Caregivers' experiences of pathways to care for seriously Ill children in Cape Town, South Africa: A qualitative investigation
Jones CHD., Ward A., Hodkinson PW., Reid SJ., Wallis LA., Harrison S., Argent AC.
© 2016 Jones et al. This is an open access article distributed under the terms of the Creative Commons Attribution License, which permits unrestricted use, distribution, and reproduction in any medium, provided the original author and source are credited. Purpose: Understanding caregivers' experiences of care can identify barriers to timely and good quality care, and support the improvement of services. We aimed to explore caregivers' experiences and perceptions of pathways to care, from first access through various levels of health service, for seriously ill and injured children in Cape Town, South Africa, in order to identify areas for improvement. Methods: Semi-structured, qualitative interviews were conducted with primary caregivers of children who were admitted to paediatric intensive care or died in the health system prior to intensive care admission.
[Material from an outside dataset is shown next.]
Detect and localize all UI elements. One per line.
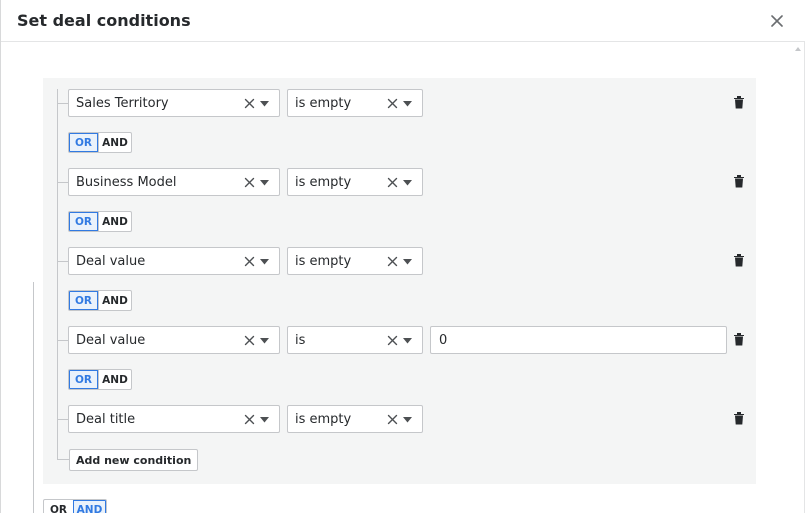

Interviews explored caregivers' experiences from when their child first became ill, through each level of health care to paediatric intensive care or death. A maximum variation sample of transcripts was purposively sampled from a larger cohort study based on demographic characteristics, child diagnosis, and outcome at 30 days; and analysed using the method of constant comparison. Results: Of the 282 caregivers who were interviewed in the larger cohort study, 45 interviews were included in this qualitative analysis. Some caregivers employed 'tactics' to gain quicker access to care, including bypassing lower levels of care, and negotiating or demanding to see a healthcare professional ahead of other patients. It was sometimes unclear how to access emergency care within facilities; and non-medical personnel informally judged illness severity and helped or hindered quicker access. Caregivers commonly misconceived ambulances to be slow to arrive, and were concerned when ambulance transfers were seemingly not prioritised by illness severity. Communication was often good, but some caregivers experienced language difficulties and/or criticism. Conclusions: Interventions to improve child health care could be based on: reorganising the reception of seriously ill children and making the emergency route within healthcare facilities clear; promoting caregivers' use of ambulances and prioritising transfers according to illness severity; addressing language barriers, and emphasising the importance of effective communication to healthcare providers.